In an interview with Automotive News, Jeep CEO, Mike Manley, said the brand found over 19,000 new homes for the Wrangler in the US during May and these weren’t "people who just want to go off-roading”.
He followed up by asking, "Why would, for example, somebody else's SUV that's really an on-road 'soft' SUV not be for me a genuine target for Wrangler?”
Perhaps to allay the fears of Jeep fans, Manley did insist that “one thing that we will not do is dilute what Wrangler stands for”.
The next iteration of the Jeep Wrangler is expected to launch in 2017, which is when new stricter corporate average fuel economy (CAFE) regulations come into effect in the US.

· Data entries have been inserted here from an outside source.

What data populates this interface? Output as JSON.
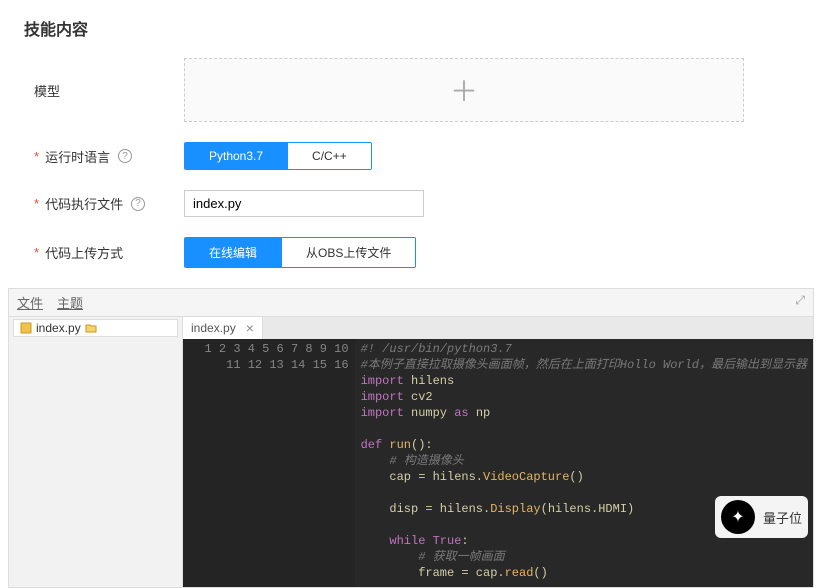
{
  "section_title": "技能内容",
  "rows": {
    "model": {
      "label": "模型"
    },
    "runtime": {
      "label": "运行时语言",
      "options": [
        "Python3.7",
        "C/C++"
      ],
      "selected": 0
    },
    "exec_file": {
      "label": "代码执行文件",
      "value": "index.py"
    },
    "upload_method": {
      "label": "代码上传方式",
      "options": [
        "在线编辑",
        "从OBS上传文件"
      ],
      "selected": 0
    }
  },
  "editor": {
    "menu": {
      "file": "文件",
      "theme": "主题"
    },
    "tree": {
      "filename": "index.py"
    },
    "tab": {
      "name": "index.py"
    },
    "code_lines": [
      {
        "n": 1,
        "seg": [
          [
            "comm",
            "#! /usr/bin/python3.7"
          ]
        ]
      },
      {
        "n": 2,
        "seg": [
          [
            "comm",
            "#本例子直接拉取摄像头画面帧，然后在上面打印Hollo World，最后输出到显示器"
          ]
        ]
      },
      {
        "n": 3,
        "seg": [
          [
            "key",
            "import "
          ],
          [
            "str",
            "hilens"
          ]
        ]
      },
      {
        "n": 4,
        "seg": [
          [
            "key",
            "import "
          ],
          [
            "str",
            "cv2"
          ]
        ]
      },
      {
        "n": 5,
        "seg": [
          [
            "key",
            "import "
          ],
          [
            "str",
            "numpy "
          ],
          [
            "key2",
            "as "
          ],
          [
            "str",
            "np"
          ]
        ]
      },
      {
        "n": 6,
        "seg": [
          [
            "",
            ""
          ]
        ]
      },
      {
        "n": 7,
        "seg": [
          [
            "key",
            "def "
          ],
          [
            "fn",
            "run"
          ],
          [
            "str",
            "():"
          ]
        ]
      },
      {
        "n": 8,
        "seg": [
          [
            "",
            "    "
          ],
          [
            "comm",
            "# 构造摄像头"
          ]
        ]
      },
      {
        "n": 9,
        "seg": [
          [
            "str",
            "    cap = hilens."
          ],
          [
            "fn",
            "VideoCapture"
          ],
          [
            "str",
            "()"
          ]
        ]
      },
      {
        "n": 10,
        "seg": [
          [
            "",
            ""
          ]
        ]
      },
      {
        "n": 11,
        "seg": [
          [
            "str",
            "    disp = hilens."
          ],
          [
            "fn",
            "Display"
          ],
          [
            "str",
            "(hilens."
          ],
          [
            "str",
            "HDMI"
          ],
          [
            "str",
            ")"
          ]
        ]
      },
      {
        "n": 12,
        "seg": [
          [
            "",
            ""
          ]
        ]
      },
      {
        "n": 13,
        "seg": [
          [
            "",
            "    "
          ],
          [
            "key",
            "while "
          ],
          [
            "key2",
            "True"
          ],
          [
            "str",
            ":"
          ]
        ]
      },
      {
        "n": 14,
        "seg": [
          [
            "",
            "        "
          ],
          [
            "comm",
            "# 获取一帧画面"
          ]
        ]
      },
      {
        "n": 15,
        "seg": [
          [
            "str",
            "        frame = cap."
          ],
          [
            "fn",
            "read"
          ],
          [
            "str",
            "()"
          ]
        ]
      },
      {
        "n": 16,
        "seg": [
          [
            "",
            ""
          ]
        ]
      }
    ]
  },
  "brand": "量子位"
}
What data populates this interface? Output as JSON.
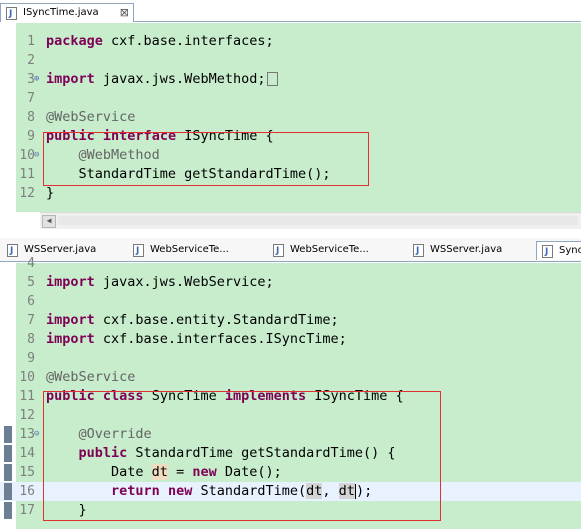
{
  "top_pane": {
    "tab": {
      "label": "ISyncTime.java",
      "close": "⊠"
    },
    "lines": [
      {
        "num": "1",
        "tokens": [
          [
            "kw",
            "package"
          ],
          [
            "t",
            " cxf.base.interfaces;"
          ]
        ]
      },
      {
        "num": "2",
        "tokens": []
      },
      {
        "num": "3",
        "tokens": [
          [
            "kw",
            "import"
          ],
          [
            "t",
            " javax.jws.WebMethod;"
          ]
        ],
        "fold": "+",
        "collapsed": true
      },
      {
        "num": "7",
        "tokens": []
      },
      {
        "num": "8",
        "tokens": [
          [
            "ann",
            "@WebService"
          ]
        ]
      },
      {
        "num": "9",
        "tokens": [
          [
            "kw",
            "public"
          ],
          [
            "t",
            " "
          ],
          [
            "kw",
            "interface"
          ],
          [
            "t",
            " ISyncTime {"
          ]
        ]
      },
      {
        "num": "10",
        "tokens": [
          [
            "t",
            "    "
          ],
          [
            "ann",
            "@WebMethod"
          ]
        ],
        "fold": "−"
      },
      {
        "num": "11",
        "tokens": [
          [
            "t",
            "    StandardTime getStandardTime();"
          ]
        ]
      },
      {
        "num": "12",
        "tokens": [
          [
            "t",
            "}"
          ]
        ]
      }
    ]
  },
  "bottom_pane": {
    "tabs": [
      {
        "label": "WSServer.java"
      },
      {
        "label": "WebServiceTe..."
      },
      {
        "label": "WebServiceTe..."
      },
      {
        "label": "WSServer.java"
      },
      {
        "label": "Sync"
      }
    ],
    "lines": [
      {
        "num": "4",
        "tokens": []
      },
      {
        "num": "5",
        "tokens": [
          [
            "kw",
            "import"
          ],
          [
            "t",
            " javax.jws.WebService;"
          ]
        ]
      },
      {
        "num": "6",
        "tokens": []
      },
      {
        "num": "7",
        "tokens": [
          [
            "kw",
            "import"
          ],
          [
            "t",
            " cxf.base.entity.StandardTime;"
          ]
        ]
      },
      {
        "num": "8",
        "tokens": [
          [
            "kw",
            "import"
          ],
          [
            "t",
            " cxf.base.interfaces.ISyncTime;"
          ]
        ]
      },
      {
        "num": "9",
        "tokens": []
      },
      {
        "num": "10",
        "tokens": [
          [
            "ann",
            "@WebService"
          ]
        ]
      },
      {
        "num": "11",
        "tokens": [
          [
            "kw",
            "public"
          ],
          [
            "t",
            " "
          ],
          [
            "kw",
            "class"
          ],
          [
            "t",
            " SyncTime "
          ],
          [
            "kw",
            "implements"
          ],
          [
            "t",
            " ISyncTime {"
          ]
        ]
      },
      {
        "num": "12",
        "tokens": []
      },
      {
        "num": "13",
        "tokens": [
          [
            "t",
            "    "
          ],
          [
            "ann",
            "@Override"
          ]
        ],
        "fold": "−",
        "mark": true
      },
      {
        "num": "14",
        "tokens": [
          [
            "t",
            "    "
          ],
          [
            "kw",
            "public"
          ],
          [
            "t",
            " StandardTime getStandardTime() {"
          ]
        ],
        "mark": true,
        "arrow": true
      },
      {
        "num": "15",
        "tokens": [
          [
            "t",
            "        Date "
          ],
          [
            "var",
            "dt"
          ],
          [
            "t",
            " = "
          ],
          [
            "kw",
            "new"
          ],
          [
            "t",
            " Date();"
          ]
        ],
        "mark": true
      },
      {
        "num": "16",
        "tokens": [
          [
            "t",
            "        "
          ],
          [
            "kw",
            "return"
          ],
          [
            "t",
            " "
          ],
          [
            "kw",
            "new"
          ],
          [
            "t",
            " StandardTime("
          ],
          [
            "dtv",
            "dt"
          ],
          [
            "t",
            ", "
          ],
          [
            "dtv",
            "dt"
          ],
          [
            "caret",
            ""
          ],
          [
            "t",
            ");"
          ]
        ],
        "mark": true,
        "current": true
      },
      {
        "num": "17",
        "tokens": [
          [
            "t",
            "    }"
          ]
        ],
        "mark": true
      }
    ]
  }
}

One way to improve fuel economy is to decrease the car’s mass and with the current Wrangler weighing at least 1741kg, there’s a lot of scope for improvement. A possibility that Sergio Marchionne, Fiat Chrysler's CEO, hinted at in May was that the next Wrangler may have an aluminium body.
The company could also replace the current Wrangler’s five-speed automatic transmission with the eight-speed unit found in the Grand Cherokee. That gearbox unfortunately doesn’t fit in the current-generation vehicle.
It’s unclear whether the next Wrangler will be available with solid front and rear axles. These solid axles are an asset for the Wrangler on tricky off-road jaunts, but are heavy and impact on the car’s fuel economy. They’re also responsible for the car’s less polished on-road manners.